Upon resettling in Germany, Bluntschli's stance became more liberal and he elaborated an ethical Hegelian theory of the state which was highly influential among both German and American liberals. At Munich he devoted himself with energy to the special work of his chair, and published Allgemeines Staatsrecht (1851–1852); Lehre vom modernen Staat (1875–1876); and, in conjunction with Karl Ludwig Theodor Brater (1819–1869), Deutsches Staatswörterbuch (11 vols, 1857–1870; abridged by Edgar Loening in 3 vols., 1869–1875). Meanwhile, he had assiduously worked at his code for the canton of Zürich, Privatrechtliches Gesetzbuch für den Kanton Zürich (1854–1856), a work which was much praised at the time, and which, particularly the section devoted to contracts, served as a model for codes both in Switzerland and other countries.

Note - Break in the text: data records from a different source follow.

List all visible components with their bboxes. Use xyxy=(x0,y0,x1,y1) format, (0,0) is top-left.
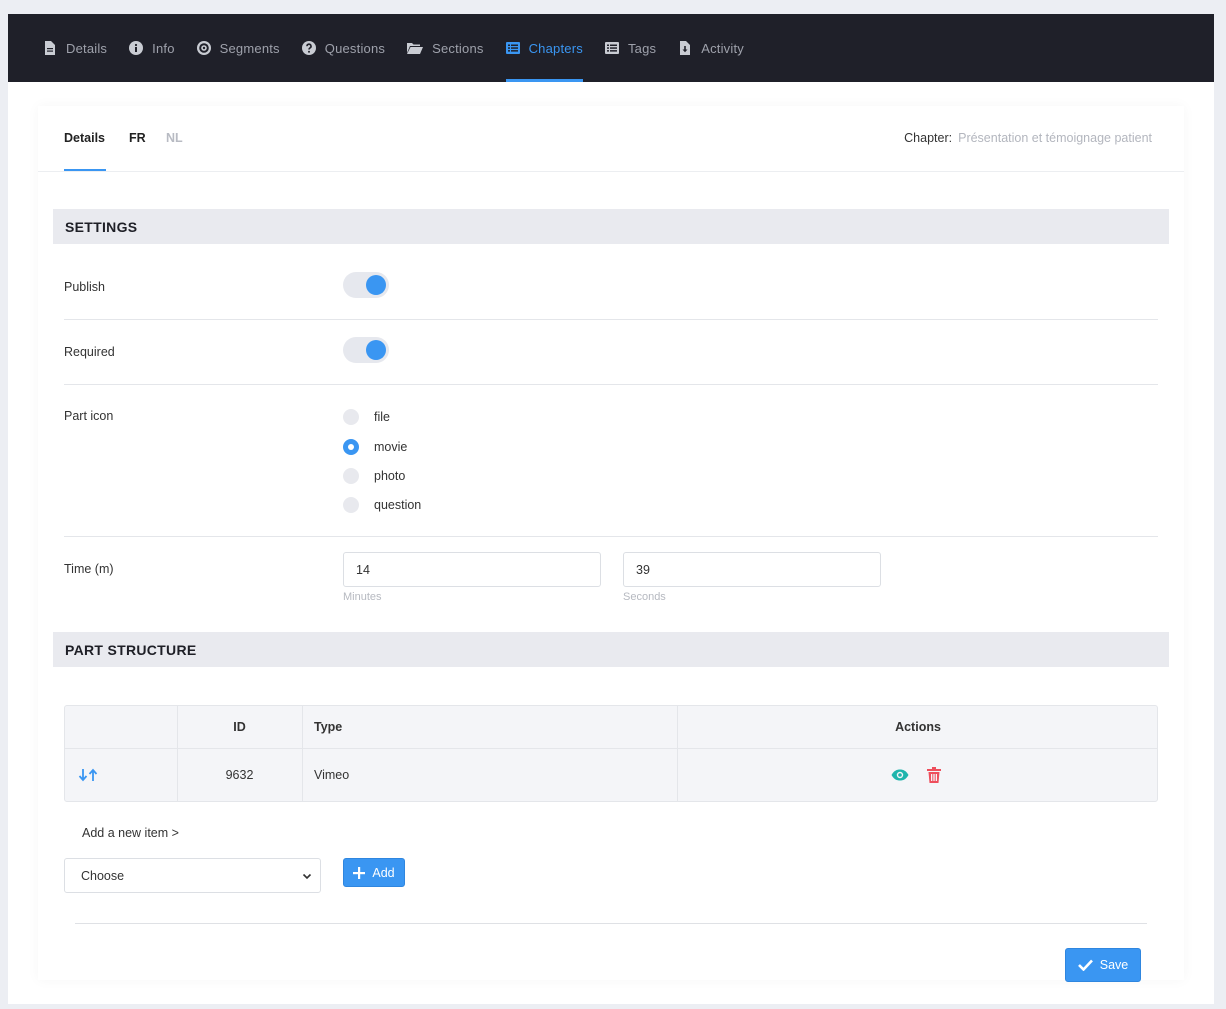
select-value: Choose xyxy=(81,868,125,883)
chapter-value: Présentation et témoignage patient xyxy=(958,131,1152,145)
publish-label: Publish xyxy=(64,280,105,294)
settings-header: SETTINGS xyxy=(53,209,1169,244)
subtab-fr[interactable]: FR xyxy=(129,131,146,145)
chevron-down-icon xyxy=(302,873,312,880)
add-button[interactable]: Add xyxy=(343,858,405,887)
tab-segments-label: Segments xyxy=(219,40,280,56)
info-icon xyxy=(129,41,144,55)
toggle-knob xyxy=(366,340,386,360)
tab-sections[interactable]: Sections xyxy=(396,14,494,82)
subtab-details[interactable]: Details xyxy=(64,131,105,145)
tab-segments[interactable]: Segments xyxy=(186,14,291,82)
time-label: Time (m) xyxy=(64,562,114,576)
radio-movie[interactable]: movie xyxy=(343,439,407,455)
app-frame: Details Info Segments Questions Sections… xyxy=(8,14,1214,1004)
save-button-label: Save xyxy=(1099,958,1129,972)
seconds-hint: Seconds xyxy=(623,591,666,603)
radio-question[interactable]: question xyxy=(343,497,421,513)
row-type: Vimeo xyxy=(314,768,350,782)
footer-divider xyxy=(75,923,1147,924)
radio-photo-label: photo xyxy=(374,469,406,483)
radio-question-label: question xyxy=(374,498,422,512)
divider xyxy=(64,319,1158,320)
subtab-nl[interactable]: NL xyxy=(166,131,183,145)
part-icon-label: Part icon xyxy=(64,409,114,423)
minutes-hint: Minutes xyxy=(343,591,382,603)
sort-arrows-icon xyxy=(78,768,98,782)
part-structure-table: ID Type Actions 9632 Vimeo xyxy=(64,705,1158,802)
file-icon xyxy=(45,41,55,55)
tab-activity-label: Activity xyxy=(701,40,744,56)
divider xyxy=(64,536,1158,537)
top-navigation: Details Info Segments Questions Sections… xyxy=(8,14,1214,82)
tab-chapters-label: Chapters xyxy=(528,40,583,56)
add-new-item-link[interactable]: Add a new item > xyxy=(82,826,179,840)
add-button-label: Add xyxy=(372,865,395,880)
tab-tags-label: Tags xyxy=(627,40,657,56)
save-button[interactable]: Save xyxy=(1065,948,1141,982)
minutes-input[interactable]: 14 xyxy=(343,552,601,587)
sort-handle[interactable] xyxy=(78,749,100,801)
folder-open-icon xyxy=(407,43,424,54)
tab-details[interactable]: Details xyxy=(32,14,118,82)
toggle-knob xyxy=(366,275,386,295)
tab-sections-label: Sections xyxy=(432,40,484,56)
publish-toggle[interactable] xyxy=(343,272,389,298)
trash-icon xyxy=(927,767,941,783)
list-alt-icon xyxy=(505,42,520,54)
column-divider xyxy=(302,706,303,801)
column-header-actions: Actions xyxy=(895,720,941,734)
divider xyxy=(64,384,1158,385)
plus-icon xyxy=(353,866,366,879)
question-icon xyxy=(301,41,316,55)
eye-icon xyxy=(891,769,909,781)
chapter-label: Chapter: xyxy=(904,131,953,145)
chapter-card: Details FR NL Chapter: Présentation et té… xyxy=(38,106,1184,982)
radio-dot xyxy=(343,468,359,484)
tab-tags[interactable]: Tags xyxy=(594,14,667,82)
radio-dot xyxy=(343,497,359,513)
tab-activity[interactable]: Activity xyxy=(667,14,755,82)
radio-photo[interactable]: photo xyxy=(343,468,405,484)
radio-file-label: file xyxy=(374,410,390,424)
radio-dot xyxy=(343,409,359,425)
check-icon xyxy=(1077,959,1093,971)
column-header-type: Type xyxy=(314,720,343,734)
item-type-select[interactable]: Choose xyxy=(64,858,321,893)
tab-info-label: Info xyxy=(152,40,175,56)
radio-file[interactable]: file xyxy=(343,409,390,425)
file-download-icon xyxy=(680,41,691,55)
view-button[interactable] xyxy=(891,749,909,801)
delete-button[interactable] xyxy=(927,749,941,801)
radio-movie-label: movie xyxy=(374,440,408,454)
list-icon xyxy=(604,42,619,54)
required-label: Required xyxy=(64,345,115,359)
part-structure-header: PART STRUCTURE xyxy=(53,632,1169,667)
radio-dot-selected xyxy=(343,439,359,455)
seconds-input[interactable]: 39 xyxy=(623,552,881,587)
tab-questions-label: Questions xyxy=(324,40,386,56)
chapter-name: Chapter: Présentation et témoignage patie… xyxy=(904,131,1152,145)
tab-chapters[interactable]: Chapters xyxy=(495,14,594,82)
active-subtab-indicator xyxy=(64,169,106,171)
tab-questions[interactable]: Questions xyxy=(291,14,396,82)
required-toggle[interactable] xyxy=(343,337,389,363)
column-header-id: ID xyxy=(233,720,246,734)
row-id: 9632 xyxy=(225,768,254,782)
language-tabs: Details FR NL Chapter: Présentation et té… xyxy=(38,106,1184,172)
target-icon xyxy=(196,41,211,55)
tab-info[interactable]: Info xyxy=(118,14,185,82)
tab-details-label: Details xyxy=(66,40,108,56)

In 1861 Bluntschli received a call to Heidelberg as professor of constitutional law (Staatsrecht), where he again entered the political arena, endeavouring in his Geschichte des allgemeinen Staatsrechts und der Politik (1864) to stimulate, as he said, the political consciousness of the German people, to cleanse it of prejudices and to further it intellectually. He was a Freemason and was Master of Lodge Ruprecht zu den fünf Rosen and in 1865 published a public letter against Pope Pius IX's apostolic exhortation Multiplices inter. In his new home, Baden, he devoted his energies and political influence, during the Austro-Prussian War of 1866, towards keeping the country neutral. From this time Bluntschli became active in the field of international law, and his fame as a jurist belongs rather to this province than to that of constitutional law. His Das moderne Kriegsrecht (1866); Das moderne Völkerrecht der zivilisierten Staaten, als Rechtsbuch dargestellt (1868), and Das Beuterecht im Krieg (1878) are likely to remain invaluable text-books in this branch of the science of jurisprudence. He also wrote a pamphlet on the Alabama case. His work on the laws of war and public international law were influenced by a long correspondence with Francis Lieber, a German émigré to the United States.

Bluntschli was one of the founders, at Ghent in 1873, of the Institute of International Law, and was the representative of the German emperor at the conference on the international laws of war at Brussels. He corresponded with the younger Gustave Rolin-Jaequemyns and Gustave Moynier about matters pertaining to International Humanitarian Law and the Red Cross. During the latter years of his life he took a lively interest in the Protestantenverein, a society formed to combat reactionary and ultramontane views of theology.

He was elected a foreign member of the Royal Netherlands Academy of Arts and Sciences in 1875.

He died suddenly at Karlsruhe on October 21, 1881. His library was acquired by Johns Hopkins University.

Among his works, other than those before mentioned, may be cited Deutsches Privatrecht (1853–1854); Deutsche Slaatslehre für Gebildete (1874); and Deutsche Staatslehre und die heutige Staatenwelt (1880).